Chicago – A commuter train was going almost 60 mph above the speed limit just before it derailed, killing two people and injuring dozens, the acting chairman of the National Transportation Safety Board said Sunday.
Mark Rosenker said the Metra train was traveling at 69 mph and should not have been going faster than 10 mph when it switched tracks at a crossover just before jumping the tracks Saturday.
“Sixty-nine miles an hour is very, very fast when you’re dealing with a 10-mile-an-hour restriction,” Rosenker said.
The speed information came from a preliminary reading of one of the train’s three electronic data recorders, or black boxes, Rosenker said.
Part of the investigation included an interview Sunday with the train’s engineer, Rosenker said.
The 41-year-old man had been on the job for 45 days after completing Metra’s six-month program, which included at least some training along the route where the derailment occurred.
He also had worked for more than five years as a CSX Corp. freight-train engineer.
The NTSB also will examine records of the train signals and radio transmissions from a control tower, Rosenker said.
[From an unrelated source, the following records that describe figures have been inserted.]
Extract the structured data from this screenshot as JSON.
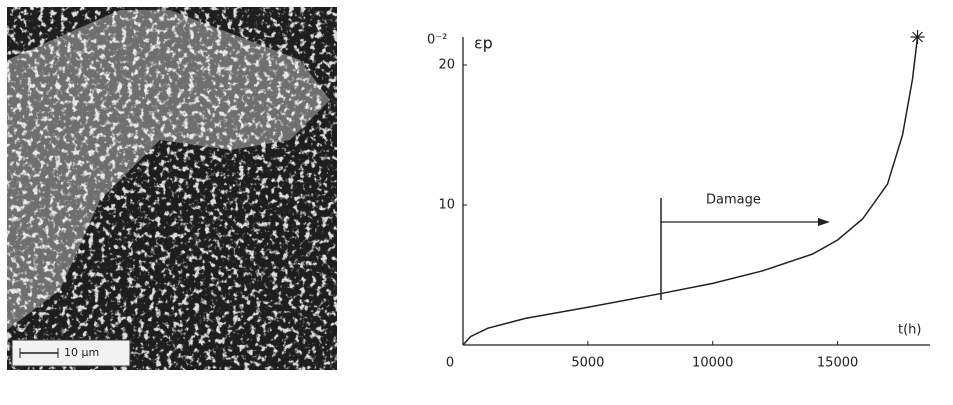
{
  "image": {
    "scale_bar": "10 µm"
  },
  "chart_data": {
    "type": "line",
    "y_label": "εp",
    "y_unit": "0⁻²",
    "x_label": "t(h)",
    "annotation": "Damage",
    "x": [
      0,
      300,
      1000,
      2500,
      5000,
      8000,
      10000,
      12000,
      14000,
      15000,
      16000,
      17000,
      17600,
      18000,
      18200
    ],
    "series": [
      {
        "color": "#222222",
        "values": [
          0,
          0.6,
          1.2,
          1.9,
          2.7,
          3.7,
          4.4,
          5.3,
          6.5,
          7.5,
          9,
          11.5,
          15,
          19,
          22
        ]
      }
    ],
    "xlim": [
      0,
      18700
    ],
    "ylim": [
      0,
      22
    ],
    "xticks": [
      0,
      5000,
      10000,
      15000
    ],
    "yticks": [
      10,
      20
    ],
    "grid": false
  }
}
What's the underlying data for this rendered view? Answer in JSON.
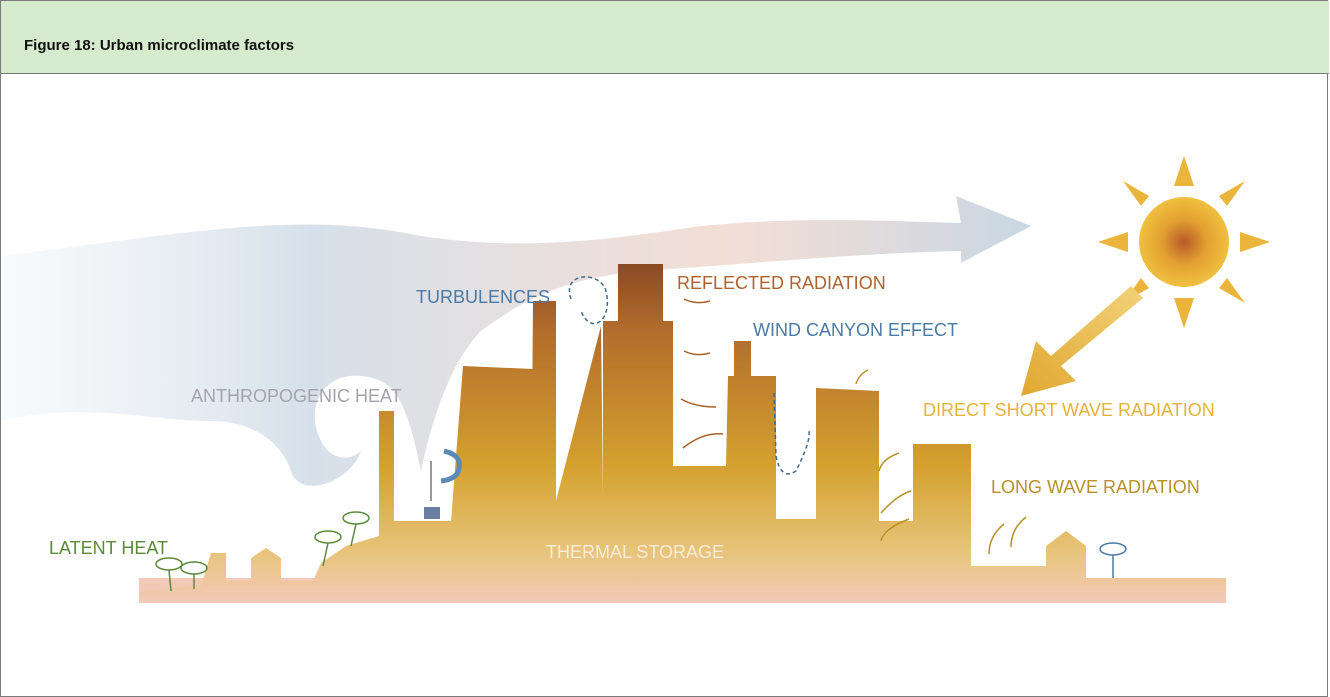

The double-decked commuter train was headed into Chicago from Joliet on Saturday morning with 185 passengers and four crew members when its locomotive and five rail cars jumped the tracks about 5 miles south of downtown.
The train began to derail as it switched tracks, striking a steel bridge just beyond the crossover. Rosenker said the collision damaged at least one rail car and likely contributed to at least one of the deaths.
The train and the track had been inspected Friday, said Judy Pardonnet, a spokeswoman for Metra, the commuter rail system that serves the Chicago area.
The train engineer, three crew members and dispatchers were tested for drugs and alcohol, which is standard procedure, Pardonnet said.
A similar derailment occurred on the same stretch of track in 2003, injuring about 45 people. A preliminary NTSB report found that the train was going almost 70 mph at the location where it was supposed to switch from one track to the other.